While Rydall's career was on fire (although not as Eric - a stuntman handled those dangerous fire-walking duties along with the responsibility of tossing Fairchild's nefarious Mayor to her death), his next film, the well loved 'Popcorn', was his final film to date. While on set for almost three months in Jamaica, Rydall began a spiritual awakening that, at first, had him considering life in a monastery, and eventually led him to a more proactively reflective life as a screenwriter and motivational speaker.

While on location, though, Rydall definitely made of the most of his final shoot. He, once again, bonded with his fellow cast mates (in fact, the on the set camaraderie is what Rydall misses the most about filmmaking) and spent much time in Ocho Rios and Montego Bay eating fresh seafood and getting to know the locals.

Rydall also recalls that violence (of a sort) was not contained to the confines of the film. "I was caught in an intense lightening storm that sounded like cases of dynamite going off. It was the first time I was ever afraid of the weather."

Rydall plays the film's typical hero, Mark, but with a certain twist. Mark can not accomplish any deed within the film without some kind of physical harm being reaped upon him. Rydall's portrayal is exasperatingly good natured and is no doubt influenced by original director, Alan Ormsby and by the legendary Bob Clark, who was forced by the producers to take over the project midway through. (Rydall has especially fond memories of interacting with the deceased Clark. Incidentally, Clark, in a final interview, stated that he thought Ormsby did an exceptional job and regretted being forced to take over. In the piece, which ran in Fangoria's August 2007 issue, Clark, also made sure Ormsby was credited with creating all of the movies within the movie that give 'Popcorn' its notable flair.)

More than being influenced by his final film's uniqueness, though, Rydall found himself intrinsically altered by Jamaica's intense natural beauty. Back home, after eventually finding him self "this-close" to landing several major roles, he realized that acting was no longer the primary fluid chugging through his veins and he began to reform his life around his writing.

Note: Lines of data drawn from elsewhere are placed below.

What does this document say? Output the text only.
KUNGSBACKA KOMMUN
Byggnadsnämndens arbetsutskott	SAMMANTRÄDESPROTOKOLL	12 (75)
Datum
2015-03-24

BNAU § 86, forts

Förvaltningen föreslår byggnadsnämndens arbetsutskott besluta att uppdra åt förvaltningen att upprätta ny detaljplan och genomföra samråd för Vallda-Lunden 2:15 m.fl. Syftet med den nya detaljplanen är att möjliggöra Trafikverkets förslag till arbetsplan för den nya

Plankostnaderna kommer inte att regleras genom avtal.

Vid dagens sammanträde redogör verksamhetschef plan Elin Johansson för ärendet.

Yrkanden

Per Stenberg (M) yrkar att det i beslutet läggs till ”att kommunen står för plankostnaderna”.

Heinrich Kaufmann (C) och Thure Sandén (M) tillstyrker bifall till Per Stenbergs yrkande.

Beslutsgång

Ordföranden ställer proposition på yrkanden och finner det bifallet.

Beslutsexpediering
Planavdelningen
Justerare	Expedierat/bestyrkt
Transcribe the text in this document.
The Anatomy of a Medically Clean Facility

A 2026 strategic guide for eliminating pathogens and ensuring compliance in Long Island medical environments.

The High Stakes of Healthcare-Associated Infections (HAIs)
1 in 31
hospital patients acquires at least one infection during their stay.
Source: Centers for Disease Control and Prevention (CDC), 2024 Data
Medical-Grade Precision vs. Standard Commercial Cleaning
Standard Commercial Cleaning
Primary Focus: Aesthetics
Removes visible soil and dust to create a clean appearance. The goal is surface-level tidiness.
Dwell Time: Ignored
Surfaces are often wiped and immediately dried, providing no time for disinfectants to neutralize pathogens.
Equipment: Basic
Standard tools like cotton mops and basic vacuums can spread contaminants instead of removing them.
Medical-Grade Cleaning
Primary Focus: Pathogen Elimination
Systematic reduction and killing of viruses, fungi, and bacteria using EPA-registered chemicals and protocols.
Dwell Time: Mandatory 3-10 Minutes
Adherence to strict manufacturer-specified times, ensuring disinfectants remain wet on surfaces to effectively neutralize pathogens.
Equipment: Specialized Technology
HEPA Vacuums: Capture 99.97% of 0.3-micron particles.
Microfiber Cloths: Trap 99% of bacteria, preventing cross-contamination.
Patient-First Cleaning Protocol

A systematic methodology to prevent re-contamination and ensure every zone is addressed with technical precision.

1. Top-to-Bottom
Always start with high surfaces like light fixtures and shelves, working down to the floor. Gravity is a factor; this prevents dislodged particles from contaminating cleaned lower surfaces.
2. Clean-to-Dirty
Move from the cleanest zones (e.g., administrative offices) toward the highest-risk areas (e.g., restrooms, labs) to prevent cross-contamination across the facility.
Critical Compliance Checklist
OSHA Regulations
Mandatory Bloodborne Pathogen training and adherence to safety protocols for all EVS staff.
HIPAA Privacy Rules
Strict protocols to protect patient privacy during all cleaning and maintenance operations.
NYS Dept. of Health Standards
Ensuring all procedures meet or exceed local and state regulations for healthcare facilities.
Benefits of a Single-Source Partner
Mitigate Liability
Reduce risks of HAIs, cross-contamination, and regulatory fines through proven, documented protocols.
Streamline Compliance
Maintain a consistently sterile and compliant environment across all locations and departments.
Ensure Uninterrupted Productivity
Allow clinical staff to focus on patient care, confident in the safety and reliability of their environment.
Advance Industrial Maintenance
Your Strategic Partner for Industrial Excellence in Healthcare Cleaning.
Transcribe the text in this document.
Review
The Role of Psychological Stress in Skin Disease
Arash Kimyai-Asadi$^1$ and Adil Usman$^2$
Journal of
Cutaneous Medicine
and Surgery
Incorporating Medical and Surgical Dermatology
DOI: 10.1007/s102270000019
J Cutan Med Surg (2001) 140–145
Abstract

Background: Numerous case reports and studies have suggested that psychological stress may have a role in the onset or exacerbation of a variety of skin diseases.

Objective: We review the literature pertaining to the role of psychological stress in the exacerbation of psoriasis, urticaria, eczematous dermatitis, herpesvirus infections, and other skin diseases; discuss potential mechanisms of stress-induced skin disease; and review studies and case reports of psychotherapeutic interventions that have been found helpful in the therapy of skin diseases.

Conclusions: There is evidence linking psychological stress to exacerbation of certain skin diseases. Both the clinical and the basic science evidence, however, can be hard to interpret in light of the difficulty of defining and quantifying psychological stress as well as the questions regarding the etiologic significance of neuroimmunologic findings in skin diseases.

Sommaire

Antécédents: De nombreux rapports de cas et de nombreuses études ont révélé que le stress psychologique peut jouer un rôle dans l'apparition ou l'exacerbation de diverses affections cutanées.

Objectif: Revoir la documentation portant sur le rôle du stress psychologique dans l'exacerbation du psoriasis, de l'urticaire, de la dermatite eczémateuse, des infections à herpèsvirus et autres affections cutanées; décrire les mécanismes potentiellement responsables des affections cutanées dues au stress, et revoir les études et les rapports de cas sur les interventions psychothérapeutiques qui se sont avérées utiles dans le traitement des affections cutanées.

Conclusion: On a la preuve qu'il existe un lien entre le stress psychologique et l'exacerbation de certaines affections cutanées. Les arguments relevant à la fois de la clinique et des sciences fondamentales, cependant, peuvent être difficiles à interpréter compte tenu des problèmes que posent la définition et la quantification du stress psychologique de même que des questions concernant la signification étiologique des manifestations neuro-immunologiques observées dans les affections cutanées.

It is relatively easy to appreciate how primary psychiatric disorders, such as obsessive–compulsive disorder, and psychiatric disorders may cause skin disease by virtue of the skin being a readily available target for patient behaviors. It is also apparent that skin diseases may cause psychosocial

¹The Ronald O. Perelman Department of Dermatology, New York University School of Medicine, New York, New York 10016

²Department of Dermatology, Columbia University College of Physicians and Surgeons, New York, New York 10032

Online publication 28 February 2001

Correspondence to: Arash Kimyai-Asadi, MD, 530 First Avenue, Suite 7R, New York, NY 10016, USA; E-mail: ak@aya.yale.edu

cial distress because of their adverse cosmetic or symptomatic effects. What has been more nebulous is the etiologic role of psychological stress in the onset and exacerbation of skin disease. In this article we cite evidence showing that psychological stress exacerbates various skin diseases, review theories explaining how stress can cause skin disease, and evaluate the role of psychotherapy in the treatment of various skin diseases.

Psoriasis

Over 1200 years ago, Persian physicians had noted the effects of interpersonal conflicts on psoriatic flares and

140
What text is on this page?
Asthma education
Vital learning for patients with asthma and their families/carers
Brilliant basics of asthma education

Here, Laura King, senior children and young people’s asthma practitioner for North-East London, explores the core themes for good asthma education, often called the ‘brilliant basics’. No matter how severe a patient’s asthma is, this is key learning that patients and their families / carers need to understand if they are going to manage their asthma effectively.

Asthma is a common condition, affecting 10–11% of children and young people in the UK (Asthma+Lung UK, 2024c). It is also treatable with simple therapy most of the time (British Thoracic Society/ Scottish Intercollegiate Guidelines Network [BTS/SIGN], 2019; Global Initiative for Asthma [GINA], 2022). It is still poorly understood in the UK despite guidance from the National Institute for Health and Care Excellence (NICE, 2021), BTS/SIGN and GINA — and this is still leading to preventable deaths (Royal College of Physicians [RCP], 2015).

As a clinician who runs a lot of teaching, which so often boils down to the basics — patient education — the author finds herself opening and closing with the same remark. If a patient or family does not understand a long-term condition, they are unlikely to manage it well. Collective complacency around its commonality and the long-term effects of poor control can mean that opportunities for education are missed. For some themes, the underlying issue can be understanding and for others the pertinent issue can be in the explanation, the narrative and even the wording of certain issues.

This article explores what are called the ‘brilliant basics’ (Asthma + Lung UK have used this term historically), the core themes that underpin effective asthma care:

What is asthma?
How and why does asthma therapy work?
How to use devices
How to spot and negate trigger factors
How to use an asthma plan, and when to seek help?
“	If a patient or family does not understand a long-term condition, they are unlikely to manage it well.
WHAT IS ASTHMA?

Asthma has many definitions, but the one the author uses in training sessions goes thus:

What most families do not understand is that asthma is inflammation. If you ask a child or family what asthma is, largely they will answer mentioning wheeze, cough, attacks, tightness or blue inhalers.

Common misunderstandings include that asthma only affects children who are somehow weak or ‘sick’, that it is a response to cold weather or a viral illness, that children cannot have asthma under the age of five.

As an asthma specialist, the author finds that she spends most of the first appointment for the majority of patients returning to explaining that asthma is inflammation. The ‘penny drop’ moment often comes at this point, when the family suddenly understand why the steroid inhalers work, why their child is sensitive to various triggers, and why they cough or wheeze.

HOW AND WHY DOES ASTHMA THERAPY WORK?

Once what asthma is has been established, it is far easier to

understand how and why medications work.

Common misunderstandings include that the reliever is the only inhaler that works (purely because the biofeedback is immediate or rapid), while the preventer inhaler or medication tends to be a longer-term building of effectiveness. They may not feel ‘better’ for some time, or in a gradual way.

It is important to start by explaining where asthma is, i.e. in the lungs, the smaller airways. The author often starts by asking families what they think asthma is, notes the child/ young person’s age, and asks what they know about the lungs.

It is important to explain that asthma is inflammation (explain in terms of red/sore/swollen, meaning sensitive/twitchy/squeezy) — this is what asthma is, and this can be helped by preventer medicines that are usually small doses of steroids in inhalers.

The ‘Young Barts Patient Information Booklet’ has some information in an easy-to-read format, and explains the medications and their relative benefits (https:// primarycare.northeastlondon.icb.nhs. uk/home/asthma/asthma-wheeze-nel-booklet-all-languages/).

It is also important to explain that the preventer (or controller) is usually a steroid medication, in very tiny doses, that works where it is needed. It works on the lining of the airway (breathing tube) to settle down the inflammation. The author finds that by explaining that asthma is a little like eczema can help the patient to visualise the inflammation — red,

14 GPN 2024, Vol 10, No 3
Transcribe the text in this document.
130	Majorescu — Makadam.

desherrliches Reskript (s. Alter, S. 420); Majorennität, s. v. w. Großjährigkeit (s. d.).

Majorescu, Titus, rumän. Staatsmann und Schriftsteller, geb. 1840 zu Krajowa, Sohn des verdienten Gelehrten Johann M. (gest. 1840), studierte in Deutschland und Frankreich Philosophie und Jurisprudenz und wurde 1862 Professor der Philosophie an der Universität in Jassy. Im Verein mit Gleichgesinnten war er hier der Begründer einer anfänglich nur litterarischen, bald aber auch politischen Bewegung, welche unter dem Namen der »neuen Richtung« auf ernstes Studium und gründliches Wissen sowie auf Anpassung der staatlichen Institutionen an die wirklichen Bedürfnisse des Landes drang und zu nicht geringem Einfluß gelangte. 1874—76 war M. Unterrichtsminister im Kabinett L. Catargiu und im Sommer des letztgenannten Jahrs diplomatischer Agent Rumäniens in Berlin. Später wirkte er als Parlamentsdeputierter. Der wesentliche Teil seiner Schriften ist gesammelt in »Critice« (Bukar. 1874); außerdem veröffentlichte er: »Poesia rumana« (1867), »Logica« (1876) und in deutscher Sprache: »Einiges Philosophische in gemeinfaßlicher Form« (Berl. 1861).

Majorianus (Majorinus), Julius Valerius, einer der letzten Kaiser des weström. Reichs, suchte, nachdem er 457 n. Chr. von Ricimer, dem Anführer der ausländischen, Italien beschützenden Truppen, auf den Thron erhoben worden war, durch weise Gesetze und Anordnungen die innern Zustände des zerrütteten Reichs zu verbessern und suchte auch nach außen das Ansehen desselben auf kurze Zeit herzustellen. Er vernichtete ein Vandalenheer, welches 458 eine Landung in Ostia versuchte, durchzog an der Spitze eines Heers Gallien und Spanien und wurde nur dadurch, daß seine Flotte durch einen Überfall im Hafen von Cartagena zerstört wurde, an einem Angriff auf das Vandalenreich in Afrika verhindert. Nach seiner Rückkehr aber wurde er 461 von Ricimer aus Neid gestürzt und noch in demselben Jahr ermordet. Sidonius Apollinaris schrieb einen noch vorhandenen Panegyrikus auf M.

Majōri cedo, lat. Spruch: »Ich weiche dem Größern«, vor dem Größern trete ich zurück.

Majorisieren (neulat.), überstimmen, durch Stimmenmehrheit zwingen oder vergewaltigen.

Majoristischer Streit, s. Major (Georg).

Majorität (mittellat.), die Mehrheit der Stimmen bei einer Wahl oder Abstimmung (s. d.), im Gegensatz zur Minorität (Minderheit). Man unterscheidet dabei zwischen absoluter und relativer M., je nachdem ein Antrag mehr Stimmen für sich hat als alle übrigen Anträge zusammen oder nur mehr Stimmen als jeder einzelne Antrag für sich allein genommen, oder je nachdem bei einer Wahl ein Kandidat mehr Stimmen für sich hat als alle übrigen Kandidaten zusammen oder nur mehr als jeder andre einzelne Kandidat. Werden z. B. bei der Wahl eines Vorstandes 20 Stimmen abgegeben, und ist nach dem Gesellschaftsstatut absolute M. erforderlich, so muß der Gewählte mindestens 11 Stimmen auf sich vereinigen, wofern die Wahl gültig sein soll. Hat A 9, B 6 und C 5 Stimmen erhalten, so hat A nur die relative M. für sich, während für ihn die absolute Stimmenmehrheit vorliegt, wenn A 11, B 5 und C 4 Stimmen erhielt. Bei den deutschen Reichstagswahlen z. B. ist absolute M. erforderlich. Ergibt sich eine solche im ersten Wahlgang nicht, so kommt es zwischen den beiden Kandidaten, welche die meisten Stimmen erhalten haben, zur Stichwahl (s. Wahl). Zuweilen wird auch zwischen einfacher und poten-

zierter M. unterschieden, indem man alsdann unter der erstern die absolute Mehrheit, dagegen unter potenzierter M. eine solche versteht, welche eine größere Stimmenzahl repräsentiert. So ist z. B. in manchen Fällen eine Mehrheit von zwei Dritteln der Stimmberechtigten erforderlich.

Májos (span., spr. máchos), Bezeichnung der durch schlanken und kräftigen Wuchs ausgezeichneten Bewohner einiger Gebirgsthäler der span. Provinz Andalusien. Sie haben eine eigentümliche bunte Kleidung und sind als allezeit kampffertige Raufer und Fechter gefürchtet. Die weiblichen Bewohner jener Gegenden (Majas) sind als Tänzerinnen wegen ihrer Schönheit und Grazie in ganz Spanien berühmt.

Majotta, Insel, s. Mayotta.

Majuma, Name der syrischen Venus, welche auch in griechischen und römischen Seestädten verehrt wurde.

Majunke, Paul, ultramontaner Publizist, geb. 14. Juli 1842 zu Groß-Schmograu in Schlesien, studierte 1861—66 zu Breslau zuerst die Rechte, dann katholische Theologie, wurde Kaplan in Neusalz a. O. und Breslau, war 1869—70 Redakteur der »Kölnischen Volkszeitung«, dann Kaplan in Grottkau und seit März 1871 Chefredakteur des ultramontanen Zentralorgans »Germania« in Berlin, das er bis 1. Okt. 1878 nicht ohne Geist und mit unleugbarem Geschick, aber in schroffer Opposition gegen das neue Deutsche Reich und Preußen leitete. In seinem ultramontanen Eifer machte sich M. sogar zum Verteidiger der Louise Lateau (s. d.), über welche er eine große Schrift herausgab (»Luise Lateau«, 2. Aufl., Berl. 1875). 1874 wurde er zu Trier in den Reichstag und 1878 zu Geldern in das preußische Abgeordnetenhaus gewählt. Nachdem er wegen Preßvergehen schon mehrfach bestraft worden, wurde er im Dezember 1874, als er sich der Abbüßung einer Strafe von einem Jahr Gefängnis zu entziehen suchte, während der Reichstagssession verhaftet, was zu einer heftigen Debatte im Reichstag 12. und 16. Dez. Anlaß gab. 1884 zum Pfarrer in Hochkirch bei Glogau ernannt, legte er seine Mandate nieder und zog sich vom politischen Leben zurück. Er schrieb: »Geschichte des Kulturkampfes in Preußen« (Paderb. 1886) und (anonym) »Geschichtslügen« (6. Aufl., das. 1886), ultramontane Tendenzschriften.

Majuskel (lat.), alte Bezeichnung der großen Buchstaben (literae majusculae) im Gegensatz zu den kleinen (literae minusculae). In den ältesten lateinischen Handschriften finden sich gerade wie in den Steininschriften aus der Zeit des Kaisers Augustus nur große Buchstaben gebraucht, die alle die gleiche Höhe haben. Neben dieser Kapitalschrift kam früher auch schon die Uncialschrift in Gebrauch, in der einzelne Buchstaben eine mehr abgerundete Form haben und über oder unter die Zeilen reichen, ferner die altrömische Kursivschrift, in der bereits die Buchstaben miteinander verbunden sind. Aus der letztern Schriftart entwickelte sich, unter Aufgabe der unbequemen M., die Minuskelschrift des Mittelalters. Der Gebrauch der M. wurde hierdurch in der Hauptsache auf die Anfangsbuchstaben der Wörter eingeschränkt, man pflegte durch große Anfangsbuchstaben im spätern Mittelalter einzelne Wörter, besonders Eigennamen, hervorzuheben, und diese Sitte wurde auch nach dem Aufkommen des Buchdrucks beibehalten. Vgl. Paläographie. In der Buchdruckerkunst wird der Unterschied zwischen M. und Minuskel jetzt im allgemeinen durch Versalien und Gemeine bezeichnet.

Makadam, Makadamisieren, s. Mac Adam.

Rather than feeling any regret, though, Rydall has found his work as a screenwriter, speaker and spiritual consultant to be just as intriguing as his eccentric films. He is the author of 'I Could Have Written a Movie Better Than That' and recently spent some time on the writing staff of 'Power Rangers: Wild Force' ("My kids loved that!"). He is currently working with major studios on two films - one that, briefly, even had a role that would have been perfect for him. "Things changed," he notes. Still, there's always another project - and even if Rydall never graces the silver screen again, he has left behind a proud legacy with his appearances in some of the most interesting and fun horror films of the late 80's and early 90's.